PLoS Pathog. 2008 Dec;4(12):e1000242. doi: 10.1371/journal.ppat.1000242. Epub 2008 Dec 19.
Host immune responses against infectious pathogens exert strong selective pressures favouring the emergence of escape mutations that prevent immune recognition. Escape mutations within or flanking functionally conserved epitopes can occur at a significant cost to the pathogen in terms of its ability to replicate effectively. Such mutations come under selective pressure to revert to the wild type in hosts that do not mount an immune response against the epitope. Amino acid positions exhibiting this pattern of escape and reversion are of interest because they tend to coincide with immune responses that control pathogen replication effectively. We have used a probabilistic model of protein coding sequence evolution to detect sites in HIV-1 exhibiting a pattern of rapid escape and reversion. Our model is designed to detect sites that toggle between a wild type amino acid, which is susceptible to a specific immune response, and amino acids with lower replicative fitness that evade immune recognition. Through simulation, we show that this model has significantly greater power to detect selection involving immune escape and reversion than standard models of diversifying selection, which are sensitive to an overall increased rate of non-synonymous substitution. Applied to alignments of HIV-1 protein coding sequences, the model of immune escape and reversion detects a significantly greater number of adaptively evolving sites in env and nef. In all genes tested, the model provides a significantly better description of adaptively evolving sites than standard models of diversifying selection. Several of the sites detected are corroborated by association between Human Leukocyte Antigen (HLA) and viral sequence polymorphisms. Overall, there is evidence for a large number of sites in HIV-1 evolving under strong selective pressure, but exhibiting low sequence diversity. A phylogenetic model designed to detect rapid toggling between wild type and escape amino acids identifies a larger number of adaptively evolving sites in HIV-1, and can in some cases correctly identify the amino acid that is susceptible to the immune response.
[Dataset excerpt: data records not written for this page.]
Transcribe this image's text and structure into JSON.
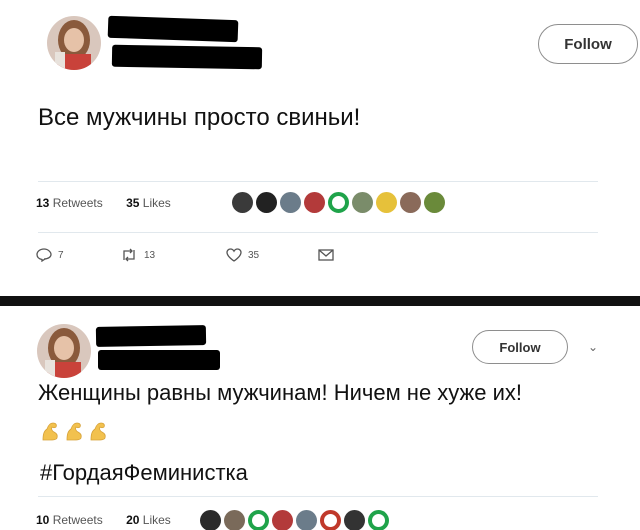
{
  "tweet1": {
    "text": "Все мужчины просто свиньи!",
    "follow_label": "Follow",
    "stats": {
      "retweets_count": "13",
      "retweets_label": "Retweets",
      "likes_count": "35",
      "likes_label": "Likes"
    },
    "actions": {
      "reply_count": "7",
      "retweet_count": "13",
      "like_count": "35"
    }
  },
  "tweet2": {
    "text": "Женщины равны мужчинам! Ничем не хуже их!",
    "hashtag": "#ГордаяФеминистка",
    "follow_label": "Follow",
    "stats": {
      "retweets_count": "10",
      "retweets_label": "Retweets",
      "likes_count": "20",
      "likes_label": "Likes"
    }
  },
  "colors": {
    "separator": "#111111",
    "muscle_emoji": "#f2c14e",
    "face_green": "#1fa34a"
  },
  "icons": [
    "reply-icon",
    "retweet-icon",
    "like-icon",
    "message-icon",
    "chevron-down-icon",
    "muscle-emoji"
  ]
}
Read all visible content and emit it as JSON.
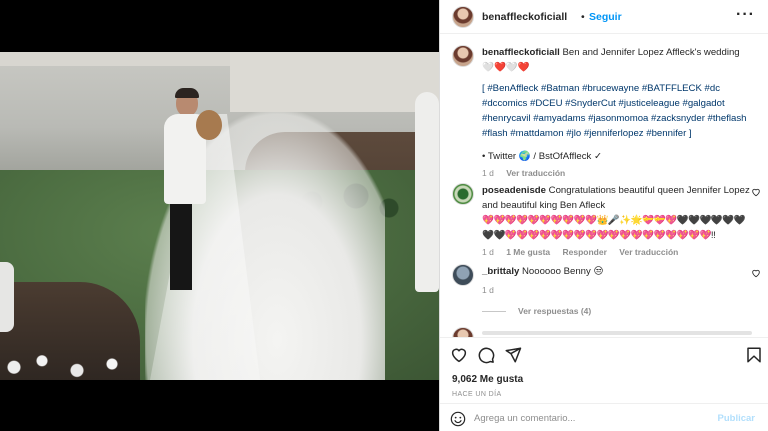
{
  "post": {
    "author": "benaffleckoficiall",
    "dot": "•",
    "follow_label": "Seguir",
    "more_label": "···"
  },
  "caption": {
    "username": "benaffleckoficiall",
    "text": "Ben and Jennifer Lopez Affleck's wedding",
    "hearts": "🤍❤️🤍❤️",
    "tags": "[ #BenAffleck #Batman #brucewayne #BATFFLECK #dc #dccomics #DCEU #SnyderCut #justiceleague #galgadot #henrycavil #amyadams #jasonmomoa #zacksnyder #theflash #flash #mattdamon #jlo #jenniferlopez #bennifer ]",
    "source": "• Twitter 🌍 / BstOfAffleck ✓",
    "time": "1 d",
    "translate": "Ver traducción"
  },
  "comments": [
    {
      "username": "poseadenisde",
      "text": "Congratulations beautiful queen Jennifer Lopez and beautiful king Ben Afleck",
      "emojis": "💖💖💖💖💖💖💖💖💖💖👑🎤✨🌟💝💝💖🖤🖤🖤🖤🖤🖤🖤🖤💖💖💖💖💖💖💖💖💖💖💖💖💖💖💖💖💖💖!!",
      "time": "1 d",
      "likes": "1 Me gusta",
      "reply": "Responder",
      "translate": "Ver traducción"
    },
    {
      "username": "_brittaly",
      "text": "Noooooo Benny 😒",
      "time": "1 d",
      "view_replies": "Ver respuestas (4)"
    }
  ],
  "likes": "9,062 Me gusta",
  "date": "HACE UN DÍA",
  "composer": {
    "placeholder": "Agrega un comentario...",
    "publish_label": "Publicar"
  },
  "icons": {
    "like": "heart-icon",
    "comment": "comment-icon",
    "share": "share-icon",
    "save": "bookmark-icon",
    "emoji": "emoji-icon"
  },
  "colors": {
    "link": "#0095f6",
    "hashtag": "#00376b",
    "muted": "#8e8e8e",
    "publish_disabled": "#b2dffc"
  }
}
宿主针对传染性病原体的免疫反应会施加强大的选择压力,有利于出现阻止免疫识别的逃逸突变。功能保守表位内部或侧翼的逃逸突变可能会使病原体在有效复制能力方面付出巨大代价。在不对该表位产生免疫反应的宿主中,此类突变会受到选择压力,倾向于回复为野生型。呈现这种逃逸和回复模式的氨基酸位点很值得关注,因为它们往往与有效控制病原体复制的免疫反应相吻合。我们使用了一种蛋白质编码序列进化的概率模型来检测HIV-1中呈现快速逃逸和回复模式的位点。我们的模型旨在检测在易受特定免疫反应影响的野生型氨基酸与逃避免疫识别但复制适应性较低的氨基酸之间切换的位点。通过模拟,我们表明该模型在检测涉及免疫逃逸和回复的选择方面,比多样化选择的标准模型具有显著更强的能力,后者对非同义替换总体速率的增加较为敏感。将免疫逃逸和回复模型应用于HIV-1蛋白质编码序列比对时,该模型在env和nef中检测到数量显著更多的适应性进化位点。在所有测试基因中,该模型对适应性进化位点的描述比多样化选择的标准模型要好得多。检测到的几个位点得到了人类白细胞抗原(HLA)与病毒序列多态性之间关联的证实。总体而言,有证据表明HIV-1中有大量位点在强大的选择压力下进化,但序列多样性较低。一个旨在检测野生型和逃逸氨基酸之间快速切换的系统发育模型在HIV-1中识别出了更多适应性进化位点,并且在某些情况下能够正确识别易受免疫反应影响的氨基酸。